Barclays completed the sale of the business, which serves high net worth and ultra high net worth clients, to the Bank of Singapore, the private banking subsidiary of Oversea-Chinese Banking Corporation.
The Bank of Singapore snapped up the business for $225m (£181.6m), or 1.75 per cent of the wealth and investment management division's assets under management when the sale completed.
When the sale was first announced in April, Barclays had hoped to receive $320m, based on the assets under management at that time. However, not all customers opted to have their assets moved to the Bank of Singapore, resulting in the lower final sale price.
The sale will also decrease Barclays' risk weighted assets by roughly £800m.
"This is another example of the great progress we have made this year in Barclays non-core, as we aim to reduce risk weighted assets to £23bn in 2017 and reintegrate the remainder of the unit back into the group," said Barclays group chief executive, Jes Staley.
"I would like to thank those skilled and dedicated colleagues in Hong Kong and Singapore, who have moved to become part of Bank of Singapore, for their hard work for both Barclays and our wealth clients in the region. I wish them great success in the future."

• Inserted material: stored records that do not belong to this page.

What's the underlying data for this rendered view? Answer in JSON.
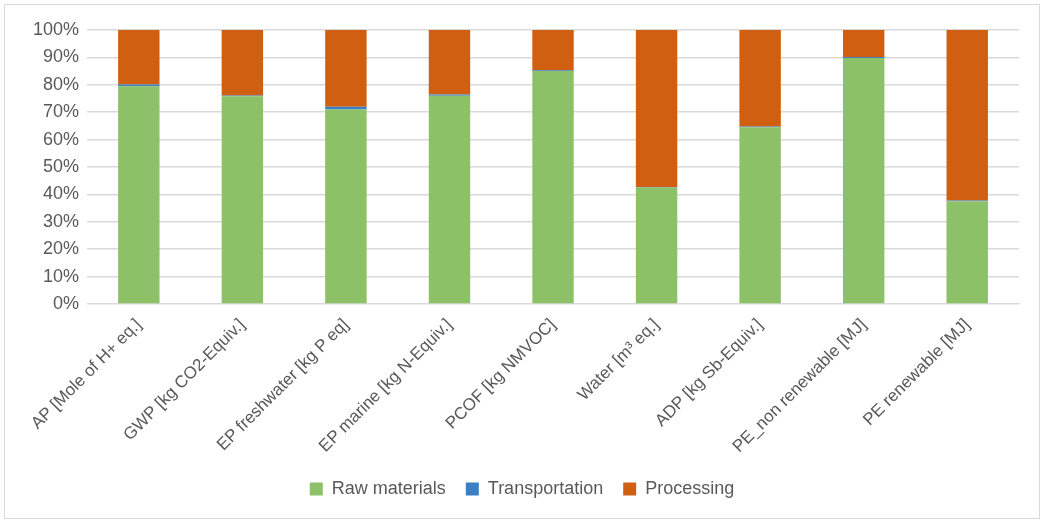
{
  "chart_data": {
    "type": "bar",
    "stacked": true,
    "categories": [
      "AP [Mole of H+ eq.]",
      "GWP [kg CO2-Equiv.]",
      "EP freshwater [kg P eq]",
      "EP marine [kg N-Equiv.]",
      "PCOF [kg NMVOC]",
      "Water [m³ eq.]",
      "ADP [kg Sb-Equiv.]",
      "PE_non renewable [MJ]",
      "PE renewable [MJ]"
    ],
    "series": [
      {
        "name": "Raw materials",
        "color": "#8cc168",
        "values": [
          79.5,
          75.8,
          71,
          76,
          85,
          42.5,
          64.5,
          89.8,
          37.5
        ]
      },
      {
        "name": "Transportation",
        "color": "#3b7fc4",
        "values": [
          0.6,
          0.3,
          1,
          0.5,
          0.3,
          0.2,
          0.3,
          0.3,
          0.3
        ]
      },
      {
        "name": "Processing",
        "color": "#d15f12",
        "values": [
          19.9,
          23.9,
          28,
          23.5,
          14.7,
          57.3,
          35.2,
          9.9,
          62.2
        ]
      }
    ],
    "ylim": [
      0,
      100
    ],
    "yticks": [
      {
        "value": 0,
        "label": "0%"
      },
      {
        "value": 10,
        "label": "10%"
      },
      {
        "value": 20,
        "label": "20%"
      },
      {
        "value": 30,
        "label": "30%"
      },
      {
        "value": 40,
        "label": "40%"
      },
      {
        "value": 50,
        "label": "50%"
      },
      {
        "value": 60,
        "label": "60%"
      },
      {
        "value": 70,
        "label": "70%"
      },
      {
        "value": 80,
        "label": "80%"
      },
      {
        "value": 90,
        "label": "90%"
      },
      {
        "value": 100,
        "label": "100%"
      }
    ],
    "grid": "y",
    "legend": "bottom"
  }
}
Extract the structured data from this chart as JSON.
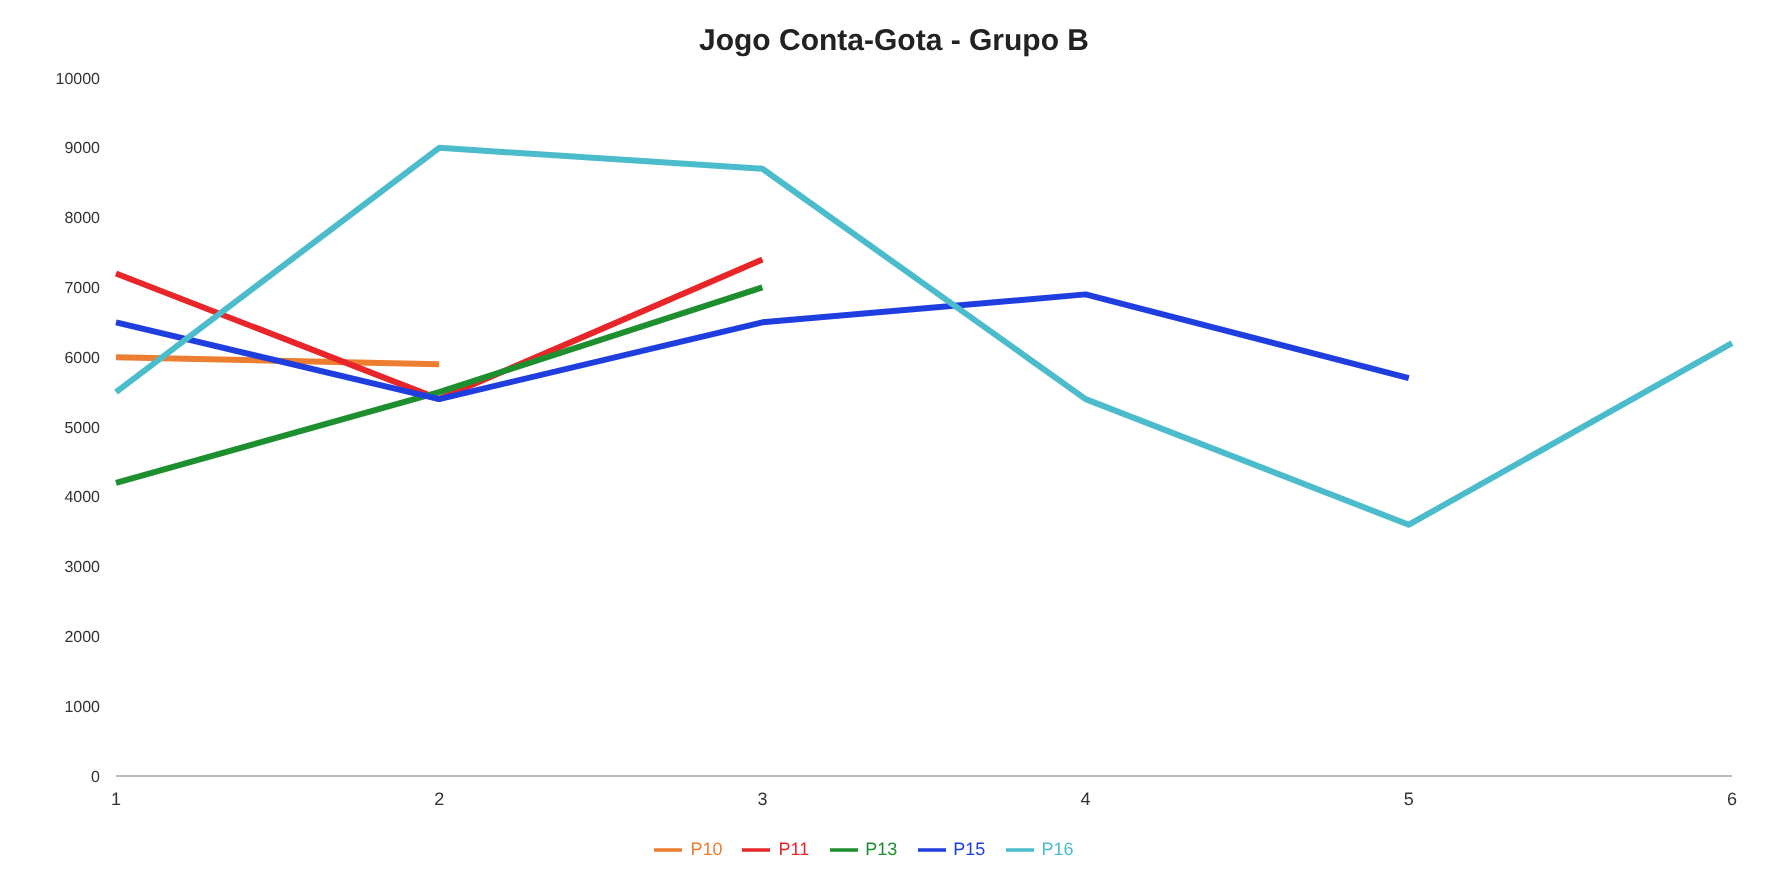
{
  "chart_data": {
    "type": "line",
    "title": "Jogo Conta-Gota - Grupo B",
    "categories": [
      "1",
      "2",
      "3",
      "4",
      "5",
      "6"
    ],
    "series": [
      {
        "name": "P10",
        "color": "#ed7d31",
        "values": [
          6000,
          5900,
          null,
          null,
          null,
          null
        ]
      },
      {
        "name": "P11",
        "color": "#e8262a",
        "values": [
          7200,
          5400,
          7400,
          null,
          null,
          null
        ]
      },
      {
        "name": "P13",
        "color": "#1e8f2e",
        "values": [
          4200,
          5500,
          7000,
          null,
          null,
          null
        ]
      },
      {
        "name": "P15",
        "color": "#1f3ee0",
        "values": [
          6500,
          5400,
          6500,
          6900,
          5700,
          null
        ]
      },
      {
        "name": "P16",
        "color": "#4bbccc",
        "values": [
          5500,
          9000,
          8700,
          5400,
          3600,
          6200
        ]
      }
    ],
    "ylim": [
      0,
      10000
    ],
    "yticks": [
      0,
      1000,
      2000,
      3000,
      4000,
      5000,
      6000,
      7000,
      8000,
      9000,
      10000
    ],
    "grid": false,
    "legend": "bottom",
    "marker": "none"
  }
}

Barclays will still run its corporate and investment banking businesses in Singapore and Hong Kong.
"Asia remains a crucial component of the Barclays business plan, and we continue to actively serve our clients across the region from our offices in Singapore, Hong Kong, China, India, and Japan," Staley added.

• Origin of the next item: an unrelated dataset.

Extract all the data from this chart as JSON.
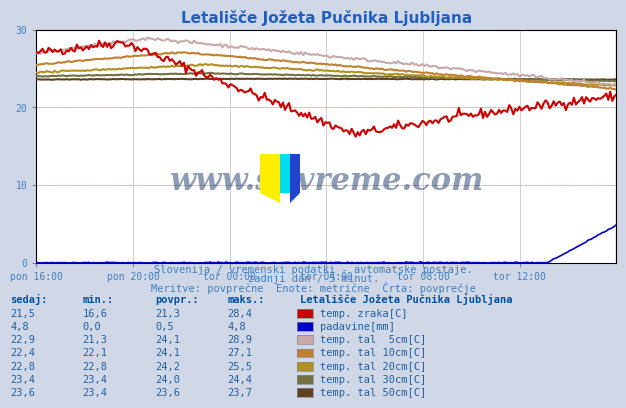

Shares in Barclays are down 1.5 per cent at 212.35p at time of writing, although investors are also likely bracing themselves ahead of the Bank of England's stress test results on Wednesday.
28 November 2016 @ 12:15pmBarclays (BARC)
Barclays has been working hard to shift its non-core assets over the past few years. Earlier this month, the bank announced it had agreed to sell its Irish insurance unit.
In October, it revealed it was selling a portfolio of salary secured loans in Italy, its Egyptian bank and its UK trust business, while in August the lender dropped its Italian retail banking network.
In its most recent results, Barclays revealed that losses attributed to its non-core division had slipped a further 33 per cent year-on-year for the first nine months of 2016.